El miércoles fueron siete al Racing y podría haber caído alguno más. Raphinha, hat-trick. Cancelo, dos goles de bandera. Adeyemi, tres asistencias y provocando dos penaltis. ¿Y Lamine Yamal? Falló un penalti y, en lugar de esconderse, hizo exactamente lo que hacen los grandes: insistió hasta encontrar su gol.
Pero lo más importante no son los siete goles. Es la competencia y la competitividad del equipo. Cancelo presiona a Xavi Espart. Eric pone a Koundé contra las cuerdas. Pedri y Rodri demuestran que el talento no necesita permiso para convivir. Dani Olmo y Fermín se disputan los minutos. Raphinha juega como si fuera un ‘9’ de toda la vida, mientras Flick tiene un problema maravilloso: no sabe a quién dejar fuera.
Este Barça me recuerda a aquellos equipos que convierten las goleadas en rutina. Este Barça que sale conectado, que muerde, que marca y que no levanta el pie del acelerador me recuerda muchísimo al Barça del primer año de Guardiola y que terminó conquistando el triplete.
Este Barça ya ha conseguido un récord histórico en este inicio de temporada y quiere más. Mucho más.
RMTV y la guerra de siempre
Llevamos seis jornadas de Liga y el Madrid parece que ya está disputando su propia guerra civil contra el colectivo arbitral. Cada semana, una nueva queja. Cada partido, una nueva conspiración. Cada decisión que no les gusta, un escándalo de Estado.
Y lo más surrealista es que la mayoría de estas polémicas son humo. No es que haya habido un penalti clarísimo que no les hayan pitado. No es que les hayan anulado tres goles legales. La cosa es que han convertido cualquier decisión discutible en una prueba de una supuesta persecución contra el Madrid.

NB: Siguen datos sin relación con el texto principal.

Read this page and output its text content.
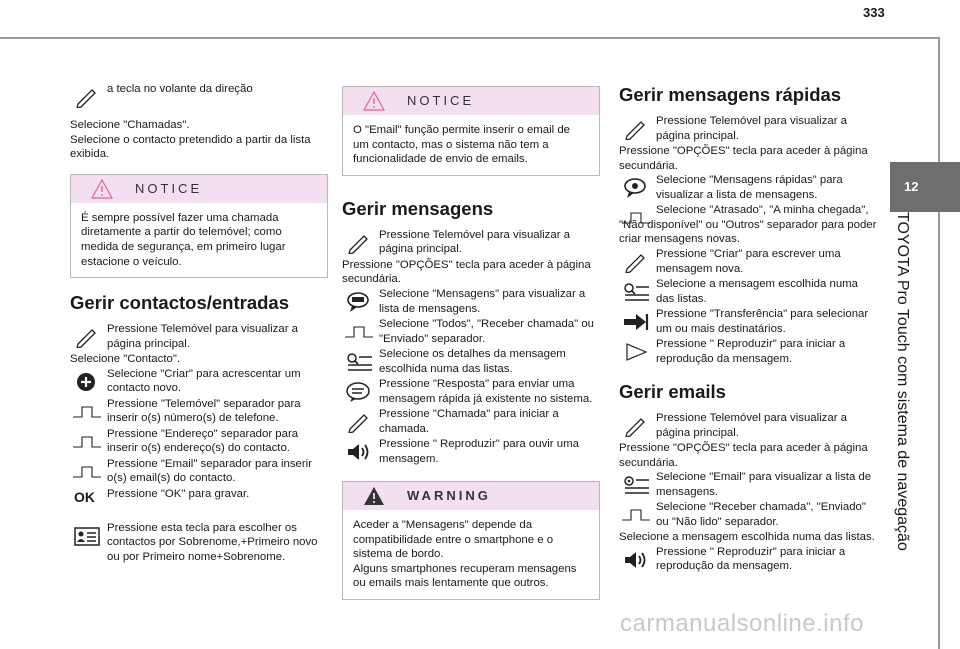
333
12
TOYOTA Pro Touch com sistema de navegação

a tecla no volante da direção

Selecione "Chamadas".

Selecione o contacto pretendido a partir da lista exibida.

NOTICE
É sempre possível fazer uma chamada diretamente a partir do telemóvel; como medida de segurança, em primeiro lugar estacione o veículo.
Gerir contactos/entradas

Pressione Telemóvel para visualizar a página principal.

Selecione "Contacto".

Selecione "Criar" para acrescentar um contacto novo.

Pressione "Telemóvel" separador para inserir o(s) número(s) de telefone.

Pressione "Endereço" separador para inserir o(s) endereço(s) do contacto.

Pressione "Email" separador para inserir o(s) email(s) do contacto.

OK Pressione "OK" para gravar.

Pressione esta tecla para escolher os contactos por Sobrenome,+Primeiro novo ou por Primeiro nome+Sobrenome.

NOTICE
O "Email" função permite inserir o email de um contacto, mas o sistema não tem a funcionalidade de envio de emails.
Gerir mensagens

Pressione Telemóvel para visualizar a página principal.

Pressione "OPÇÕES" tecla para aceder à página secundária.

Selecione "Mensagens" para visualizar a lista de mensagens.

Selecione "Todos", "Receber chamada" ou "Enviado" separador.

Selecione os detalhes da mensagem escolhida numa das listas.

Pressione "Resposta" para enviar uma mensagem rápida já existente no sistema.

Pressione "Chamada" para iniciar a chamada.

Pressione " Reproduzir" para ouvir uma mensagem.

WARNING

Aceder a "Mensagens" depende da compatibilidade entre o smartphone e o sistema de bordo.

Alguns smartphones recuperam mensagens ou emails mais lentamente que outros.

Gerir mensagens rápidas

Pressione Telemóvel para visualizar a página principal.

Pressione "OPÇÕES" tecla para aceder à página secundária.

Selecione "Mensagens rápidas" para visualizar a lista de mensagens.

Selecione "Atrasado", "A minha chegada", "Não disponível" ou "Outros" separador para poder criar mensagens novas.

Pressione "Criar" para escrever uma mensagem nova.

Selecione a mensagem escolhida numa das listas.

Pressione "Transferência" para selecionar um ou mais destinatários.

Pressione " Reproduzir" para iniciar a reprodução da mensagem.

Gerir emails

Pressione Telemóvel para visualizar a página principal.

Pressione "OPÇÕES" tecla para aceder à página secundária.

Selecione "Email" para visualizar a lista de mensagens.

Selecione "Receber chamada", "Enviado" ou "Não lido" separador.

Selecione a mensagem escolhida numa das listas.

Pressione " Reproduzir" para iniciar a reprodução da mensagem.

carmanualsonline.info
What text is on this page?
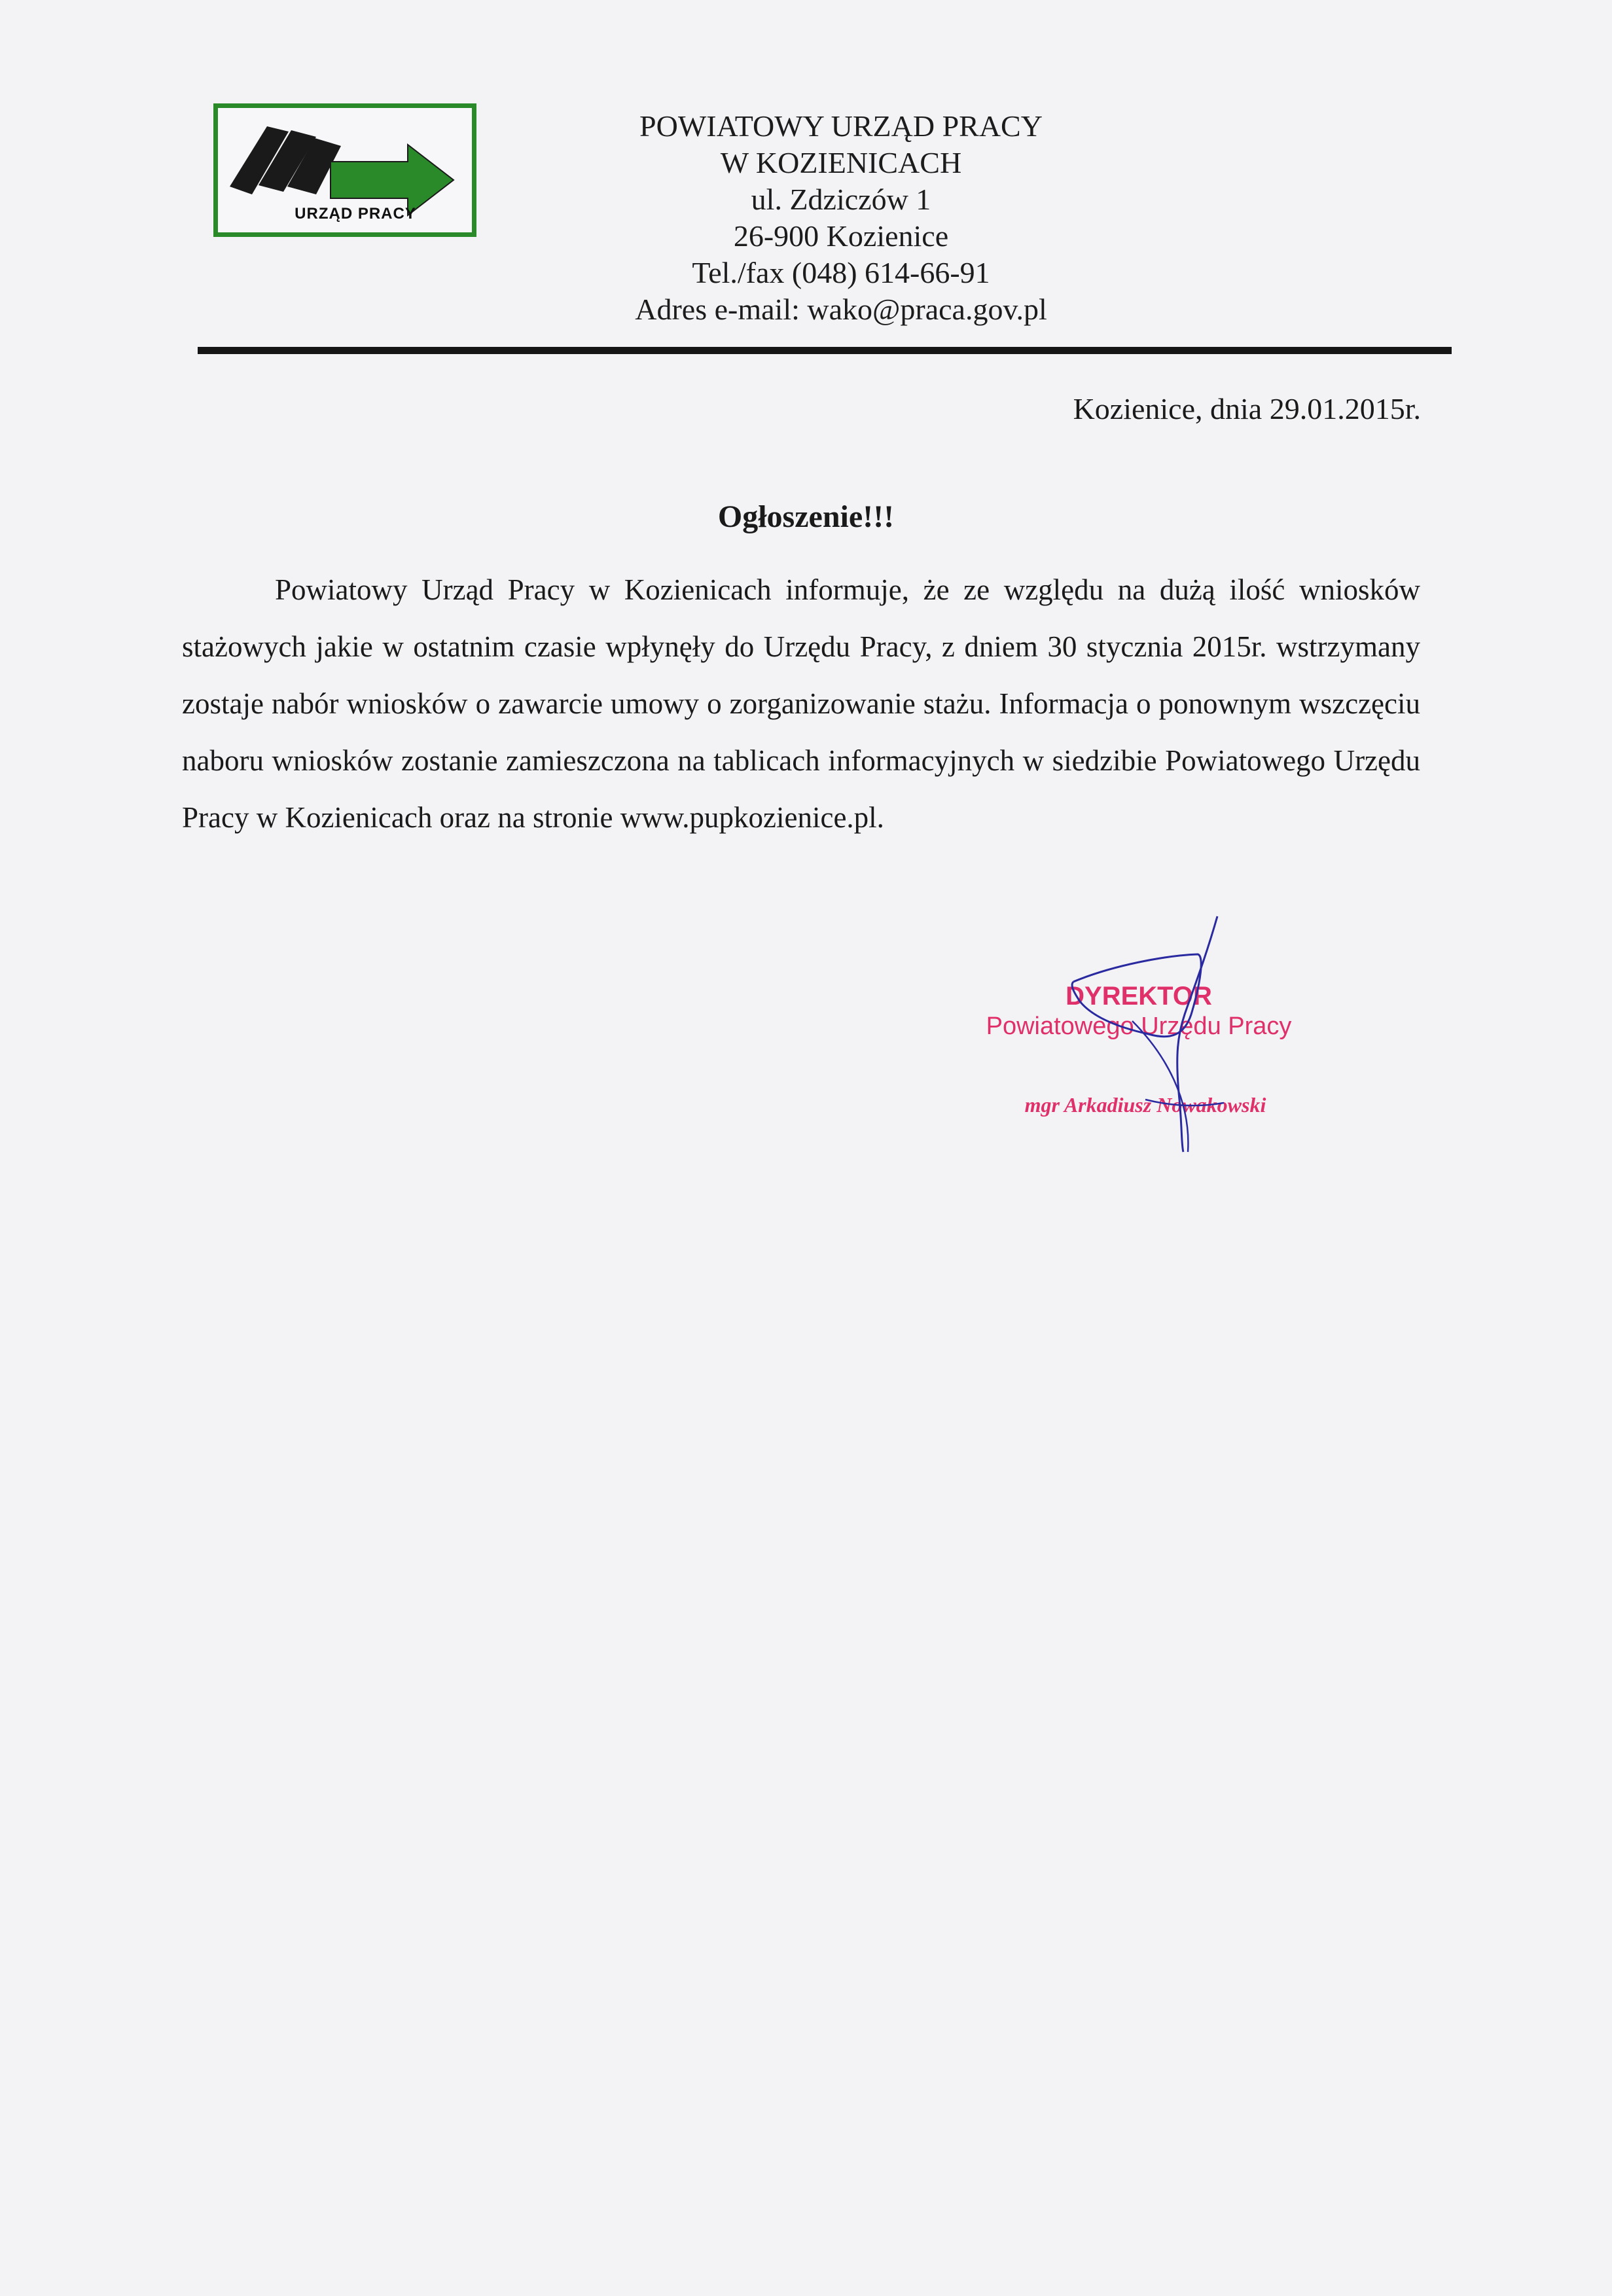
URZĄD PRACY
POWIATOWY URZĄD PRACY
W KOZIENICACH
ul. Zdziczów 1
26-900 Kozienice
Tel./fax (048) 614-66-91
Adres e-mail: wako@praca.gov.pl
Kozienice, dnia 29.01.2015r.
Ogłoszenie!!!

Powiatowy Urząd Pracy w Kozienicach informuje, że ze względu na dużą ilość wniosków stażowych jakie w ostatnim czasie wpłynęły do Urzędu Pracy, z dniem 30 stycznia 2015r. wstrzymany zostaje nabór wniosków o zawarcie umowy o zorganizowanie stażu. Informacja o ponownym wszczęciu naboru wniosków zostanie zamieszczona na tablicach informacyjnych w siedzibie Powiatowego Urzędu Pracy w Kozienicach oraz na stronie www.pupkozienice.pl.

DYREKTOR
Powiatowego Urzędu Pracy
mgr Arkadiusz Nowakowski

Esto ya no es analizar arbitrajes. Esto es fabricar rabia e ira de forma gratuita. Y el problema es que RMTV no es cualquier tertulia de bar. Es la televisión oficial del club. Y cuando desde allí señalas a árbitros semana tras semana, estás alimentando una presión brutal sobre un colectivo que ya trabaja bajo una lupa permanente.
Seis jornadas y todavía queda toda la Liga por delante pero a este ritmo, Real Madrid TV acabará necesitando más horas de emisión para hablar de los árbitros que para hablar del propio Madrid de Mourinho que, por cierto, no juega a nada. Así que, tal vez, es lo que les interesa.
Mourinho y el Madring: mucho ruido y pocas nueces
La diferencia entre Flick y Mourinho no es sólo de juego también es en cómo protegen y gestionan uno y otro la relación con sus jugadores. Y quizá esa diferencia entre Flick y Mourinho también nos sirva para entender otra batalla que estuvo muy presente en los últimos días, la de Montmeló y el Madring.
Porque el Madring ha nacido haciendo mucho ruido. Grandes presentación, muchas promesas y mucha voluntad de venderse como uno de los mejores circuitos del mundo antes de demostrarlo. Y ojalá funcione. Pero una cosa es el marketing y otra muy distinta es la realidad. Y esa realidad, como siempre, la dictará el tiempo. Veremos qué le depara el futuro a medio plazo pero la primera carrera en el nuevo circuito madrileño decepcionante. Como lo está siendo Mourinho.
Montmeló, en cambio, no necesita vender humo ni levantar tanto la voz. El Circuit de Barcelona-Catalunya se ha ganado el respeto, la admiración y el prestigio con años de trabajo bien hecho, con profesionalidad y demostrando año tras año que es un trazado de leyenda. Cómo Flick.
Porque al final, hay quien prefiere hablar mucho y hay quien prefiere demostrar su valía en el tereno. Y en el deporte, como en la vida, el ruido puede generar titulares pero sólo el trabajo bien hecho genera respeto.